When I was a freshman, two seniors told me I needed to stop in to see the Empathy Week exhibit in the UMC. I arrived at the exhibit ignorant of the horrific exploitation happening in the world. I was overwhelmed with sorrow. The grief I felt overtook my motivation to help find a solution; quite honestly, I felt hopeless that a solution existed this side of heaven. In the fall of my freshman year, I began a leadership program here on campus and was thinking about solving complex problems. But kids being trafficked for sex seemed like a problem for “grown ups”—people with PhDs and thirty years of work experience. As an undergraduate student, I assumed I couldn’t have valuable contributions to the solution.
In the months following the first E-Week I attended, I couldn’t seem to get away from the subject of human trafficking. In my classes, at my church, in the media, I was continually reminded that this crime was happening. I kept encountering people here in Boulder who were partners and volunteers with iEmpathize. I kept encountering everyday people that collaborated in some way with iE to be a part of the solution. The people I encountered were both young and old, with and without PhDs. Slowly but surely I had a change of heart. If I didn’t take ownership in the solution, who would?

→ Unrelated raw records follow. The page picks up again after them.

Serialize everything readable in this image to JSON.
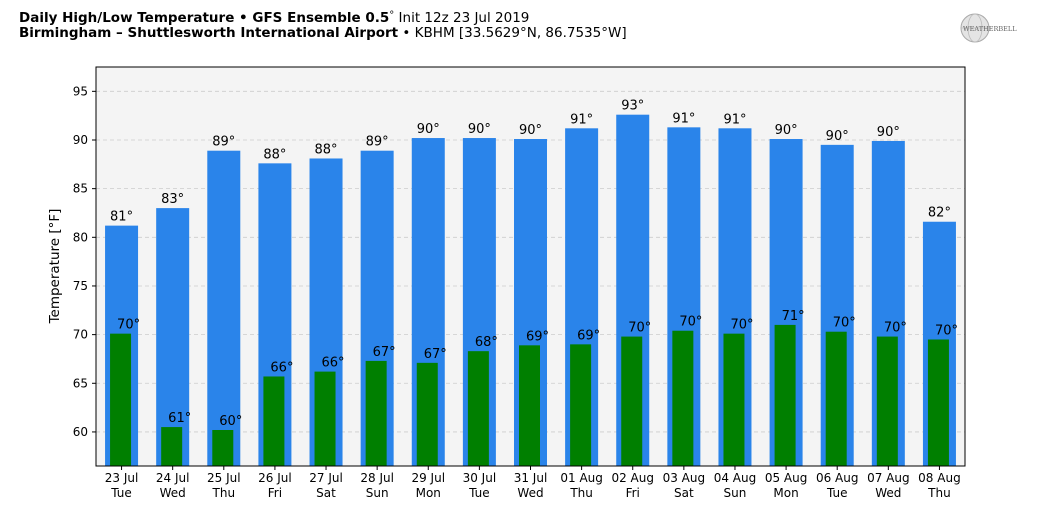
{
  "header": {
    "title_bold": "Daily High/Low Temperature • GFS Ensemble 0.5",
    "title_deg": "°",
    "title_rest": " Init 12z 23 Jul 2019",
    "location_bold": "Birmingham – Shuttlesworth International Airport",
    "location_rest": " • KBHM [33.5629°N, 86.7535°W]"
  },
  "logo": {
    "text": "WEATHERBELL",
    "icon": "weatherbell-globe-logo"
  },
  "chart_data": {
    "type": "bar",
    "ylabel": "Temperature [°F]",
    "xlabel": "",
    "ylim": [
      56.5,
      97.5
    ],
    "yticks": [
      60,
      65,
      70,
      75,
      80,
      85,
      90,
      95
    ],
    "grid": true,
    "categories": [
      [
        "23 Jul",
        "Tue"
      ],
      [
        "24 Jul",
        "Wed"
      ],
      [
        "25 Jul",
        "Thu"
      ],
      [
        "26 Jul",
        "Fri"
      ],
      [
        "27 Jul",
        "Sat"
      ],
      [
        "28 Jul",
        "Sun"
      ],
      [
        "29 Jul",
        "Mon"
      ],
      [
        "30 Jul",
        "Tue"
      ],
      [
        "31 Jul",
        "Wed"
      ],
      [
        "01 Aug",
        "Thu"
      ],
      [
        "02 Aug",
        "Fri"
      ],
      [
        "03 Aug",
        "Sat"
      ],
      [
        "04 Aug",
        "Sun"
      ],
      [
        "05 Aug",
        "Mon"
      ],
      [
        "06 Aug",
        "Tue"
      ],
      [
        "07 Aug",
        "Wed"
      ],
      [
        "08 Aug",
        "Thu"
      ]
    ],
    "series": [
      {
        "color": "#2a84ea",
        "values": [
          81.2,
          83.0,
          88.9,
          87.6,
          88.1,
          88.9,
          90.2,
          90.2,
          90.1,
          91.2,
          92.6,
          91.3,
          91.2,
          90.1,
          89.5,
          89.9,
          81.6
        ],
        "labels": [
          "81°",
          "83°",
          "89°",
          "88°",
          "88°",
          "89°",
          "90°",
          "90°",
          "90°",
          "91°",
          "93°",
          "91°",
          "91°",
          "90°",
          "90°",
          "90°",
          "82°"
        ]
      },
      {
        "color": "#007f00",
        "values": [
          70.1,
          60.5,
          60.2,
          65.7,
          66.2,
          67.3,
          67.1,
          68.3,
          68.9,
          69.0,
          69.8,
          70.4,
          70.1,
          71.0,
          70.3,
          69.8,
          69.5
        ],
        "labels": [
          "70°",
          "61°",
          "60°",
          "66°",
          "66°",
          "67°",
          "67°",
          "68°",
          "69°",
          "69°",
          "70°",
          "70°",
          "70°",
          "71°",
          "70°",
          "70°",
          "70°"
        ]
      }
    ]
  }
}
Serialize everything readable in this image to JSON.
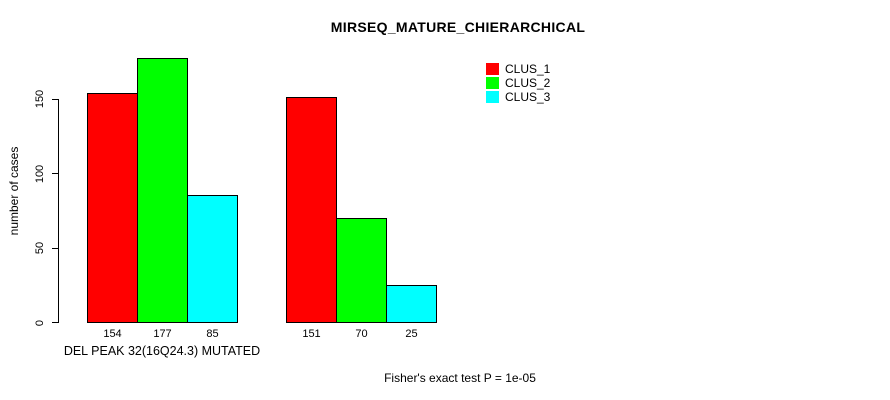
{
  "chart_data": {
    "type": "bar",
    "title": "MIRSEQ_MATURE_CHIERARCHICAL",
    "ylabel": "number of cases",
    "xlabel": "DEL PEAK 32(16Q24.3) MUTATED",
    "annotation": "Fisher's exact test P = 1e-05",
    "yticks": [
      0,
      50,
      100,
      150
    ],
    "ylim": [
      0,
      177
    ],
    "grid": false,
    "legend_position": "top-right",
    "bar_value_labels_shown": true,
    "categories": [
      "DEL PEAK 32(16Q24.3) MUTATED",
      ""
    ],
    "series": [
      {
        "name": "CLUS_1",
        "color": "#ff0000",
        "values": [
          154,
          151
        ]
      },
      {
        "name": "CLUS_2",
        "color": "#00ff00",
        "values": [
          177,
          70
        ]
      },
      {
        "name": "CLUS_3",
        "color": "#00ffff",
        "values": [
          85,
          25
        ]
      }
    ]
  },
  "colors": {
    "background": "#ffffff",
    "axis": "#000000",
    "text": "#000000"
  }
}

Waiting until I became a “grown-up” was waiting too long so I started to investigate the ways I could help here and now in my unique position as an undergraduate student.

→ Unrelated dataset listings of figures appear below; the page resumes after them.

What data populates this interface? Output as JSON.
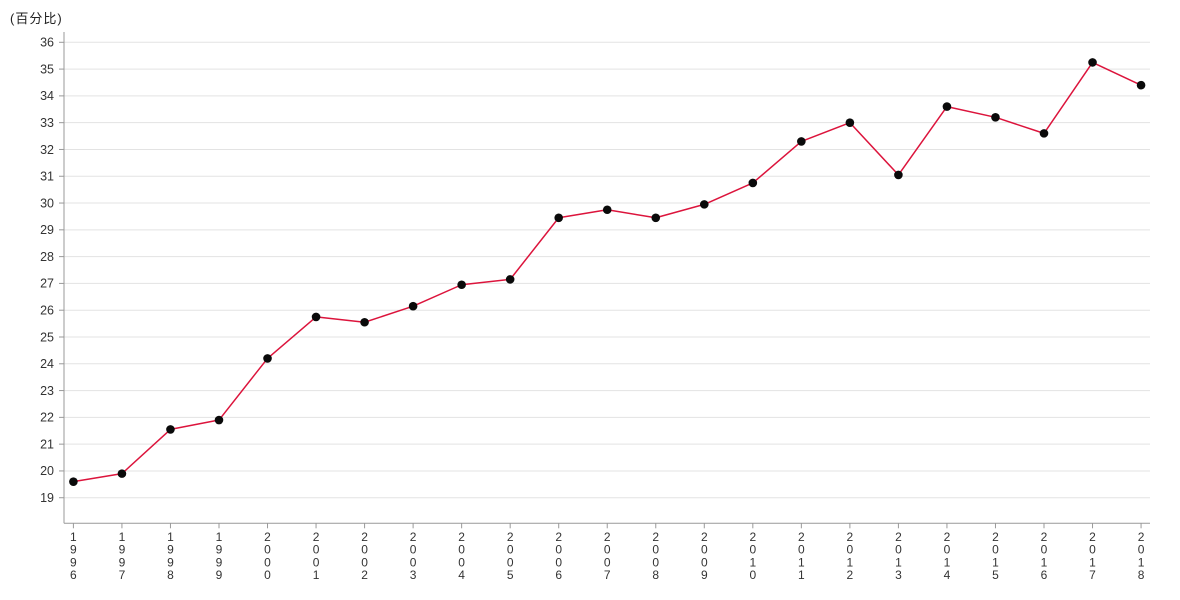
{
  "chart_data": {
    "type": "line",
    "title": "",
    "unit_label": "(百分比)",
    "xlabel": "",
    "ylabel": "(百分比)",
    "categories": [
      "1996",
      "1997",
      "1998",
      "1999",
      "2000",
      "2001",
      "2002",
      "2003",
      "2004",
      "2005",
      "2006",
      "2007",
      "2008",
      "2009",
      "2010",
      "2011",
      "2012",
      "2013",
      "2014",
      "2015",
      "2016",
      "2017",
      "2018"
    ],
    "series": [
      {
        "name": "percentage",
        "values": [
          19.6,
          19.9,
          21.55,
          21.9,
          24.2,
          25.75,
          25.55,
          26.15,
          26.95,
          27.15,
          29.45,
          29.75,
          29.45,
          29.95,
          30.75,
          32.3,
          33.0,
          31.05,
          33.6,
          33.2,
          32.6,
          35.25,
          34.4
        ]
      }
    ],
    "y_ticks": [
      19,
      20,
      21,
      22,
      23,
      24,
      25,
      26,
      27,
      28,
      29,
      30,
      31,
      32,
      33,
      34,
      35,
      36
    ],
    "ylim": [
      18.1,
      36.4
    ],
    "grid": true,
    "legend": false,
    "colors": {
      "line": "#dc143c",
      "marker": "#0a0a0a",
      "grid": "#e3e3e3",
      "axis": "#999999",
      "tick_text": "#333333"
    }
  }
}
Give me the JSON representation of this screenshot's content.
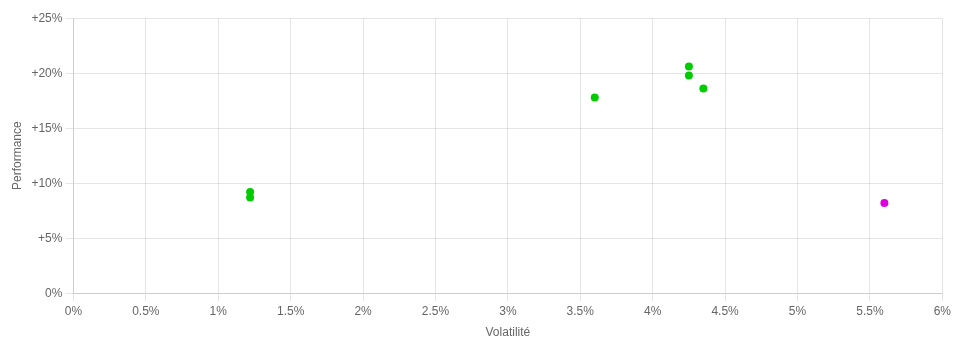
{
  "chart_data": {
    "type": "scatter",
    "xlabel": "Volatilité",
    "ylabel": "Performance",
    "series": [
      {
        "color": "#00cc00",
        "x": [
          0.0122,
          0.0122,
          0.036,
          0.0425,
          0.0425,
          0.0435
        ],
        "values": [
          0.087,
          0.092,
          0.178,
          0.198,
          0.206,
          0.186
        ]
      },
      {
        "color": "#dd00dd",
        "x": [
          0.056
        ],
        "values": [
          0.082
        ]
      }
    ],
    "xlim": [
      0.0,
      0.06
    ],
    "ylim": [
      0.0,
      0.25
    ],
    "xticks": [
      {
        "value": 0.0,
        "label": "0%"
      },
      {
        "value": 0.005,
        "label": "0.5%"
      },
      {
        "value": 0.01,
        "label": "1%"
      },
      {
        "value": 0.015,
        "label": "1.5%"
      },
      {
        "value": 0.02,
        "label": "2%"
      },
      {
        "value": 0.025,
        "label": "2.5%"
      },
      {
        "value": 0.03,
        "label": "3%"
      },
      {
        "value": 0.035,
        "label": "3.5%"
      },
      {
        "value": 0.04,
        "label": "4%"
      },
      {
        "value": 0.045,
        "label": "4.5%"
      },
      {
        "value": 0.05,
        "label": "5%"
      },
      {
        "value": 0.055,
        "label": "5.5%"
      },
      {
        "value": 0.06,
        "label": "6%"
      }
    ],
    "yticks": [
      {
        "value": 0.0,
        "label": "0%"
      },
      {
        "value": 0.05,
        "label": "+5%"
      },
      {
        "value": 0.1,
        "label": "+10%"
      },
      {
        "value": 0.15,
        "label": "+15%"
      },
      {
        "value": 0.2,
        "label": "+20%"
      },
      {
        "value": 0.25,
        "label": "+25%"
      }
    ],
    "grid": true
  }
}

This fall marked my fourth Empathy Week at CU. This year, I was invited to be part of the planning team in the weeks leading up to the event. I had the privilege of taking part in set-up and teardown of the exhibit on my campus. I helped design a new model for the Mattress Vigil that can be used by campuses in the future. Most importantly, I spoke in front of a great deal of peers about the issue. One of the greatest successes of this event for me was the small class discussion I was able to spark through invitation to the event. Getting people to acknowledge the issue and then talk about it is crucial for gaining momentum. While Empathy Week 2013 marked the last of my time with iE on this campus, it is still only the beginning of my commitment as an advocate. Back in 2010, I never would have thought that I would have such an opportunity to own the Empathy movement at CU by the time I graduated. My greatest hope is that perhaps this year, I was that senior who invited some freshman girl into the issue. I hope that she, whoever she is, is experiencing the same heart change I experienced and will soon catch vision of the contributions she can make as a student.